Yozgat, toprağın bir araç yardımıyla kazıldığı ve içine tahıl tohumlarının atıldığı ilk tarım devriminin “ekinci” insanlarının yerleştiği, ilk dünya köylerinin kurulduğu yerlerden biridir. Dünyanın köy haritası aynı zamanda düzenli tarım haritasıdır ve bu bölge sanıldığı kadar geniş değildir. Dünya köyleri, Ortadoğu, Avrupa, Orta ve Uzak Asya, Kuzey ve Orta Afrika bir de Orta ve Güney Amerika bölgelerinde yer almaktadır. Bu köyler bölgesi dünyanın belki dörtte belki de beşte birini oluşturmaktadır. Bu bölge aynı zamanda dünya uygarlık tarihinin bugün bilinen hikayesini de yaratmıştır. Belli başlı dinler, mitolojiler, buluşlar, keşifler ve dolayısıyla büyük savaşlar ve buna bağlı büyük yıkımlar bu bölgede ortaya çıkmıştır. Yozgat’ın tarihi bu dünya köyler bölgesinin tarihi ile koşut ve yaşıttır.
Yozgat’ın toprak altı kat kat uygarlıklarla doludur: Sümer, Hitit, Selçuklu, Osmanlı... ve bunların arasında veya öncesinde ortaya çıkmış, bölgeyi etkisi altına almış, uygarlıklar bırakmış daha nice bilinen-bilinmeyen topluluk. Yozgat’ın daha kazılmayı bekleyen onlarca höyüğü, dünya köyler bölgesinin bu önemli yerel alanının esrarını koruduğunu göstermektedir.
Yaygın kabul ve teorilere göre Malazgirt savaşı sonrasında bu eksi “ekinci” köyleri ve köylüleri ötekileştirerek bölgeyi bir “bozkır” gibi algılayarak “Sefa istersen kon göç, cefa istersen ek biç” diyen Türkmenler, kısa sürede bu coğrafyanın on bin yıllık köy deneyimine teslim olmuş, yerleşmiş, Çandır’da, Çayıralan’da, başta Emirçi Sultan olmak üzere tekkelerin etrafında tarıma başlamıştır.
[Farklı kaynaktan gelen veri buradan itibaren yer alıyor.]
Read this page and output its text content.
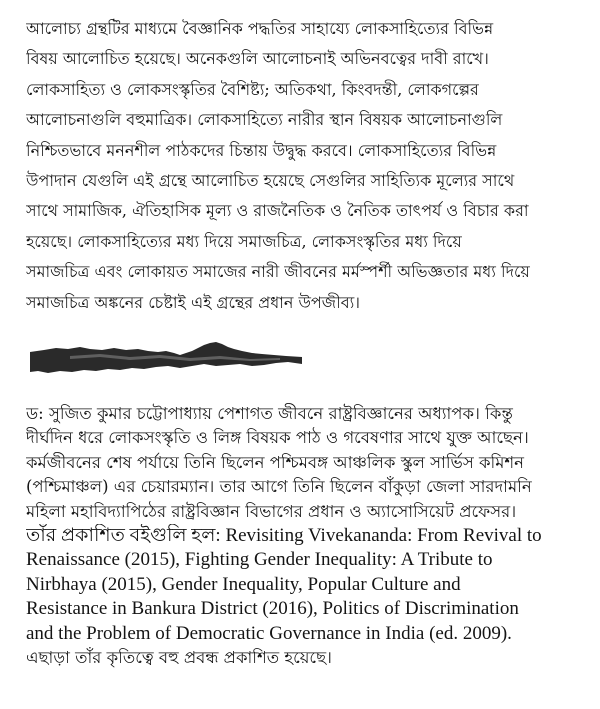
আলোচ্য গ্রন্থটির মাধ্যমে বৈজ্ঞানিক পদ্ধতির সাহায্যে লোকসাহিত্যের বিভিন্ন
বিষয় আলোচিত হয়েছে। অনেকগুলি আলোচনাই অভিনবত্বের দাবী রাখে।
লোকসাহিত্য ও লোকসংস্কৃতির বৈশিষ্ট্য; অতিকথা, কিংবদন্তী, লোকগল্পের
আলোচনাগুলি বহুমাত্রিক। লোকসাহিত্যে নারীর স্থান বিষয়ক আলোচনাগুলি
নিশ্চিতভাবে মননশীল পাঠকদের চিন্তায় উদ্বুদ্ধ করবে। লোকসাহিত্যের বিভিন্ন
উপাদান যেগুলি এই গ্রন্থে আলোচিত হয়েছে সেগুলির সাহিত্যিক মূল্যের সাথে
সাথে সামাজিক, ঐতিহাসিক মূল্য ও রাজনৈতিক ও নৈতিক তাৎপর্য ও বিচার করা
হয়েছে। লোকসাহিত্যের মধ্য দিয়ে সমাজচিত্র, লোকসংস্কৃতির মধ্য দিয়ে
সমাজচিত্র এবং লোকায়ত সমাজের নারী জীবনের মর্মস্পর্শী অভিজ্ঞতার মধ্য দিয়ে
সমাজচিত্র অঙ্কনের চেষ্টাই এই গ্রন্থের প্রধান উপজীব্য।
ড: সুজিত কুমার চট্টোপাধ্যায় পেশাগত জীবনে রাষ্ট্রবিজ্ঞানের অধ্যাপক। কিন্তু
দীর্ঘদিন ধরে লোকসংস্কৃতি ও লিঙ্গ বিষয়ক পাঠ ও গবেষণার সাথে যুক্ত আছেন।
কর্মজীবনের শেষ পর্যায়ে তিনি ছিলেন পশ্চিমবঙ্গ আঞ্চলিক স্কুল সার্ভিস কমিশন
(পশ্চিমাঞ্চল) এর চেয়ারম্যান। তার আগে তিনি ছিলেন বাঁকুড়া জেলা সারদামনি
মহিলা মহাবিদ্যাপিঠের রাষ্ট্রবিজ্ঞান বিভাগের প্রধান ও অ্যাসোসিয়েট প্রফেসর।
তাঁর প্রকাশিত বইগুলি হল: Revisiting Vivekananda: From Revival to
Renaissance (2015), Fighting Gender Inequality: A Tribute to
Nirbhaya (2015), Gender Inequality, Popular Culture and
Resistance in Bankura District (2016), Politics of Discrimination
and the Problem of Democratic Governance in India (ed. 2009).
এছাড়া তাঁর কৃতিত্বে বহু প্রবন্ধ প্রকাশিত হয়েছে।
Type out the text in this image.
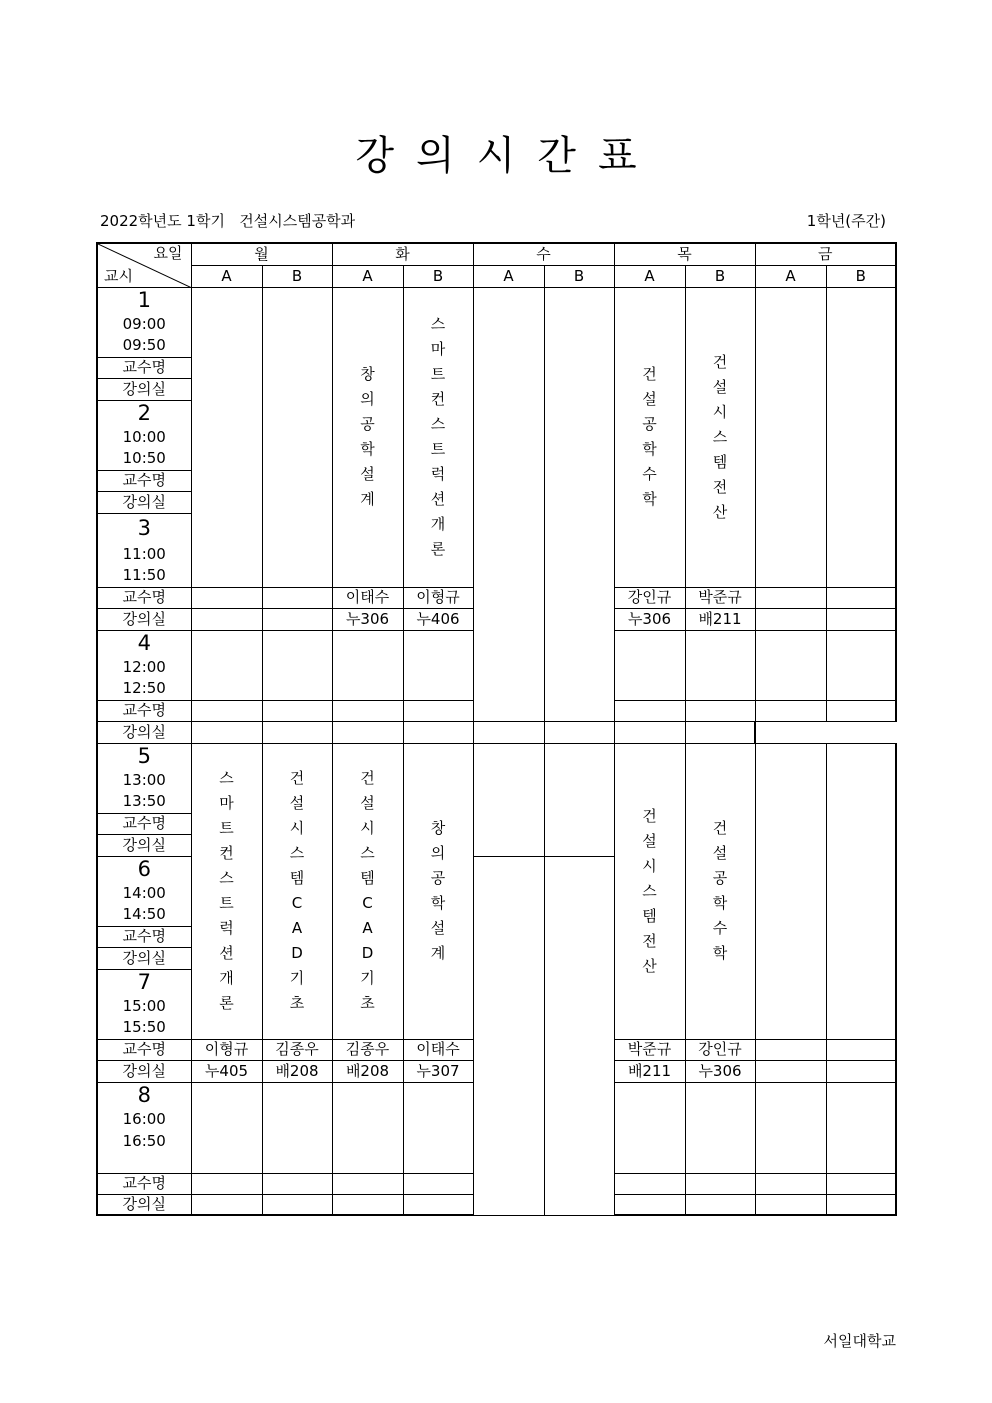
강의시간표
2022학년도 1학기   건설시스템공학과	1학년(주간)
요일
교시	월		화		수		목		금	
	A	B	A	B	A	B	A	B	A	B
1			창의공학설계	스마트컨스트럭션개론			건설공학수학	건설시스템전산		
09:00										
09:50										
교수명										
강의실										
2										
10:00										
10:50										
교수명										
강의실										
3										
11:00										
11:50										
교수명			이태수	이형규			강인규	박준규		
강의실			누306	누406			누306	배211		
4										
12:00										
12:50										
교수명										
강의실										
5	스마트컨스트럭션개론	건설시스템CAD기초	건설시스템CAD기초	창의공학설계			건설시스템전산	건설공학수학		
13:00										
13:50										
교수명										
강의실										
6										
14:00										
14:50										
교수명										
강의실										
7										
15:00										
15:50										
교수명	이형규	김종우	김종우	이태수			박준규	강인규		
강의실	누405	배208	배208	누307			배211	누306		
8										
16:00										
16:50										

교수명										
강의실										
서일대학교
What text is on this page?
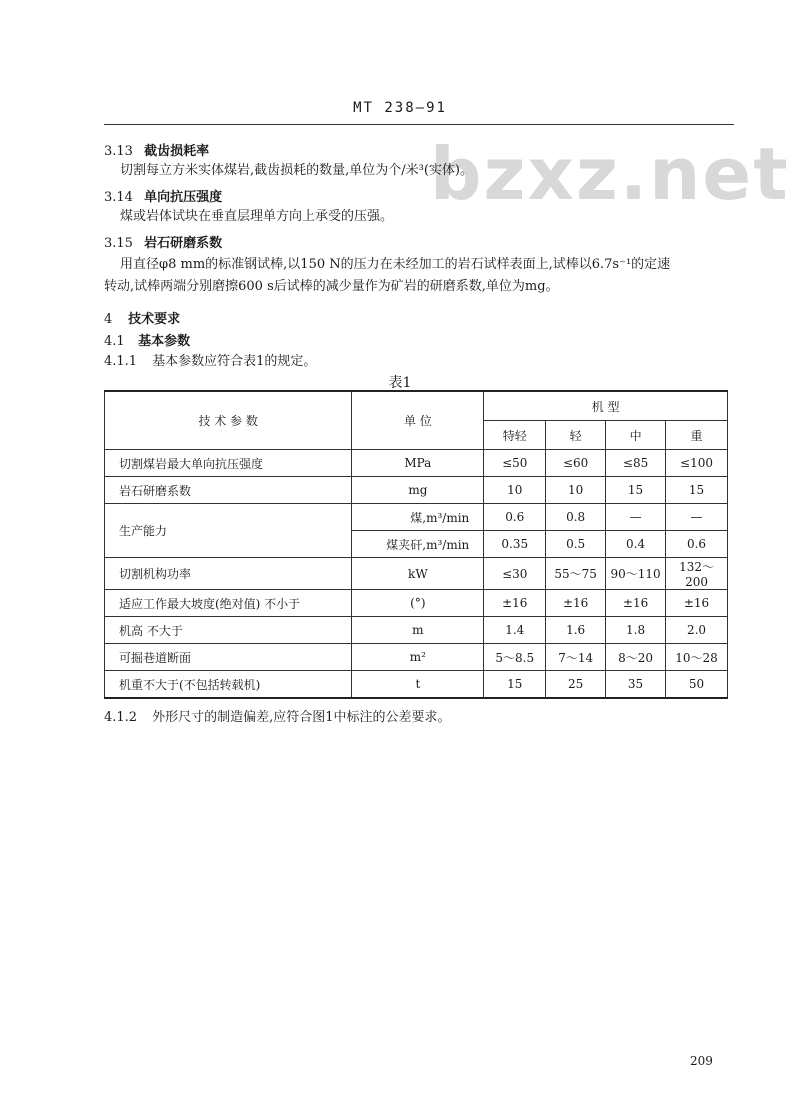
MT 238—91
bzxz.net
3.13 截齿损耗率
切割每立方米实体煤岩,截齿损耗的数量,单位为个/米³(实体)。
3.14 单向抗压强度
煤或岩体试块在垂直层理单方向上承受的压强。
3.15 岩石研磨系数
用直径φ8 mm的标准钢试棒,以150 N的压力在未经加工的岩石试样表面上,试棒以6.7s⁻¹的定速
转动,试棒两端分别磨擦600 s后试棒的减少量作为矿岩的研磨系数,单位为mg。
4 技术要求
4.1 基本参数
4.1.1 基本参数应符合表1的规定。
表1
技 术 参 数	单 位	机 型			
		特轻	轻	中	重
切割煤岩最大单向抗压强度	MPa	≤50	≤60	≤85	≤100
岩石研磨系数	mg	10	10	15	15
生产能力	煤,m³/min	0.6	0.8	—	—
	煤夹矸,m³/min	0.35	0.5	0.4	0.6
切割机构功率	kW	≤30	55～75	90～110	132～200
适应工作最大坡度(绝对值) 不小于	(°)	±16	±16	±16	±16
机高 不大于	m	1.4	1.6	1.8	2.0
可掘巷道断面	m²	5～8.5	7～14	8～20	10～28
机重不大于(不包括转载机)	t	15	25	35	50
4.1.2 外形尺寸的制造偏差,应符合图1中标注的公差要求。
209
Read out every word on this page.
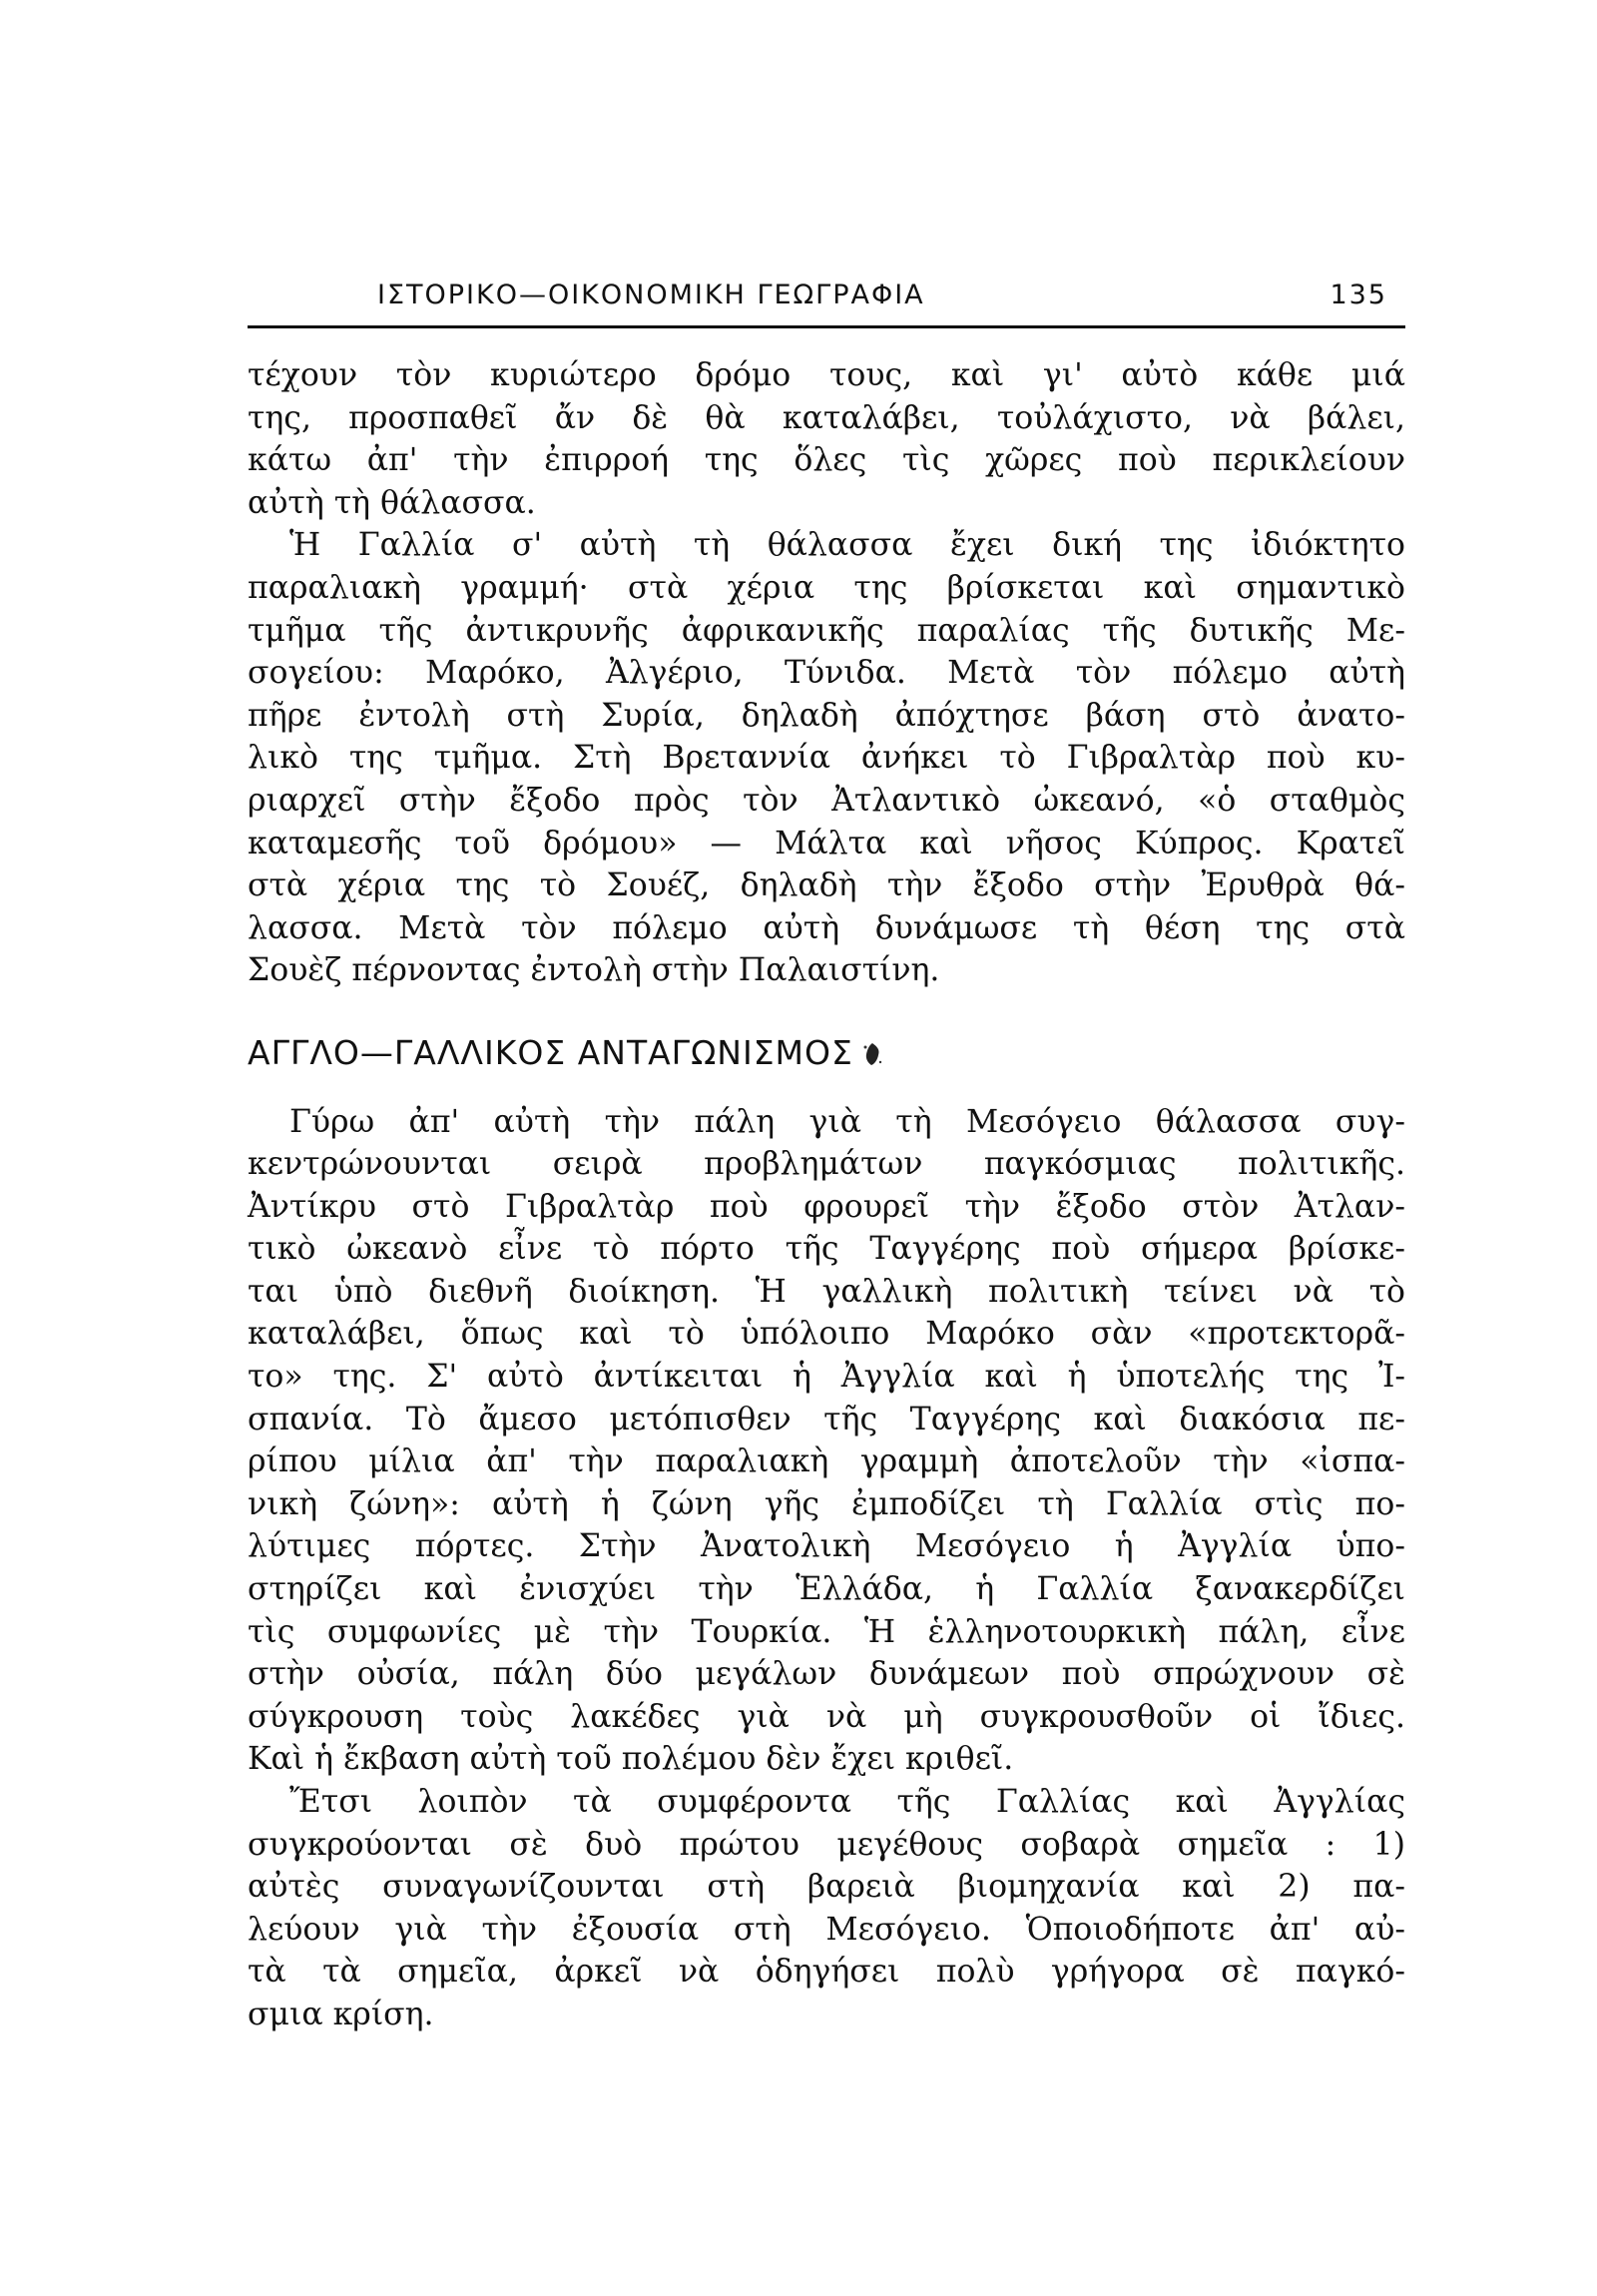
ΙΣΤΟΡΙΚΟ—ΟΙΚΟΝΟΜΙΚΗ ΓΕΩΓΡΑΦΙΑ	135
τέχουν τὸν κυριώτερο δρόμο τους, καὶ γι' αὐτὸ κάθε μιά
της, προσπαθεῖ ἄν δὲ θὰ καταλάβει, τοὐλάχιστο, νὰ βάλει,
κάτω ἀπ' τὴν ἐπιρροή της ὅλες τὶς χῶρες ποὺ περικλείουν
αὐτὴ τὴ θάλασσα.
Ἡ Γαλλία σ' αὐτὴ τὴ θάλασσα ἔχει δική της ἰδιόκτητο
παραλιακὴ γραμμή· στὰ χέρια της βρίσκεται καὶ σημαντικὸ
τμῆμα τῆς ἀντικρυνῆς ἀφρικανικῆς παραλίας τῆς δυτικῆς Με-
σογείου: Μαρόκο, Ἀλγέριο, Τύνιδα. Μετὰ τὸν πόλεμο αὐτὴ
πῆρε ἐντολὴ στὴ Συρία, δηλαδὴ ἀπόχτησε βάση στὸ ἀνατο-
λικὸ της τμῆμα. Στὴ Βρεταννία ἀνήκει τὸ Γιβραλτὰρ ποὺ κυ-
ριαρχεῖ στὴν ἔξοδο πρὸς τὸν Ἀτλαντικὸ ὠκεανό, «ὁ σταθμὸς
καταμεσῆς τοῦ δρόμου» — Μάλτα καὶ νῆσος Κύπρος. Κρατεῖ
στὰ χέρια της τὸ Σουέζ, δηλαδὴ τὴν ἔξοδο στὴν Ἐρυθρὰ θά-
λασσα. Μετὰ τὸν πόλεμο αὐτὴ δυνάμωσε τὴ θέση της στὰ
Σουὲζ πέρνοντας ἐντολὴ στὴν Παλαιστίνη.
ΑΓΓΛΟ—ΓΑΛΛΙΚΟΣ ΑΝΤΑΓΩΝΙΣΜΟΣ
Γύρω ἀπ' αὐτὴ τὴν πάλη γιὰ τὴ Μεσόγειο θάλασσα συγ-
κεντρώνουνται σειρὰ προβλημάτων παγκόσμιας πολιτικῆς.
Ἀντίκρυ στὸ Γιβραλτὰρ ποὺ φρουρεῖ τὴν ἔξοδο στὸν Ἀτλαν-
τικὸ ὠκεανὸ εἶνε τὸ πόρτο τῆς Ταγγέρης ποὺ σήμερα βρίσκε-
ται ὑπὸ διεθνῆ διοίκηση. Ἡ γαλλικὴ πολιτικὴ τείνει νὰ τὸ
καταλάβει, ὅπως καὶ τὸ ὑπόλοιπο Μαρόκο σὰν «προτεκτορᾶ-
το» της. Σ' αὐτὸ ἀντίκειται ἡ Ἀγγλία καὶ ἡ ὑποτελής της Ἰ-
σπανία. Τὸ ἄμεσο μετόπισθεν τῆς Ταγγέρης καὶ διακόσια πε-
ρίπου μίλια ἀπ' τὴν παραλιακὴ γραμμὴ ἀποτελοῦν τὴν «ἰσπα-
νικὴ ζώνη»: αὐτὴ ἡ ζώνη γῆς ἐμποδίζει τὴ Γαλλία στὶς πο-
λύτιμες πόρτες. Στὴν Ἀνατολικὴ Μεσόγειο ἡ Ἀγγλία ὑπο-
στηρίζει καὶ ἐνισχύει τὴν Ἑλλάδα, ἡ Γαλλία ξανακερδίζει
τὶς συμφωνίες μὲ τὴν Τουρκία. Ἡ ἑλληνοτουρκικὴ πάλη, εἶνε
στὴν οὐσία, πάλη δύο μεγάλων δυνάμεων ποὺ σπρώχνουν σὲ
σύγκρουση τοὺς λακέδες γιὰ νὰ μὴ συγκρουσθοῦν οἱ ἴδιες.
Καὶ ἡ ἔκβαση αὐτὴ τοῦ πολέμου δὲν ἔχει κριθεῖ.
Ἔτσι λοιπὸν τὰ συμφέροντα τῆς Γαλλίας καὶ Ἀγγλίας
συγκρούονται σὲ δυὸ πρώτου μεγέθους σοβαρὰ σημεῖα : 1)
αὐτὲς συναγωνίζουνται στὴ βαρειὰ βιομηχανία καὶ 2) πα-
λεύουν γιὰ τὴν ἐξουσία στὴ Μεσόγειο. Ὁποιοδήποτε ἀπ' αὐ-
τὰ τὰ σημεῖα, ἀρκεῖ νὰ ὁδηγήσει πολὺ γρήγορα σὲ παγκό-
σμια κρίση.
On bin yıl önce toprakla tohumu bir uygarlık başlangıcı olarak buluşturanların tarım devrimi, son bin yıl içinde Anadolu’ya gelen Türkleri de köylüleştirmiştir. Dünya tarım devriminin ikincisi Anadolu tamamen Türklerin elinde iken gerçekleşmiştir. Bu yeni devrimi, tarımsal üretim alanında insanın veya bir hayvanın gücüne dayanan tarım tekniklerinin yerini motor gücüne bırakması olarak özetleyebiliriz. Tarımdaki bu inanılmaz devrimin kuşkusuz kendine özgü sorunları ve sonuçları olacaktır ama, bir öngörü olarak üzerinde durulması gereken herhalde “üretim patlaması” olmalıdır. Yani, son bin yılında Türklerin elinde olan on bin yıllık Anadolu tarım birikiminin endüstri devriminin yarattığı imkanlarla yeni ve güçlü bir döneme girmesi doğal bir beklentidir.
Ancak Yozgat köyleri ile ilgili istatistikler ve alana dayalı gözlemler böyle görünmüyor. Tarımın motorize olmasıyla birlikte, insan gücüne duyulan ihtiyacın azalmasına bağlı olarak bölgedeki köylü nüfusun azalması ve tarımsal amaçla kullanılan hayvan sayısının azalması doğal bir sonuç iken, tarımsal üretimin düşmesi, tarım devriminin amaç ve ilkelerine uygun düşmemektedir.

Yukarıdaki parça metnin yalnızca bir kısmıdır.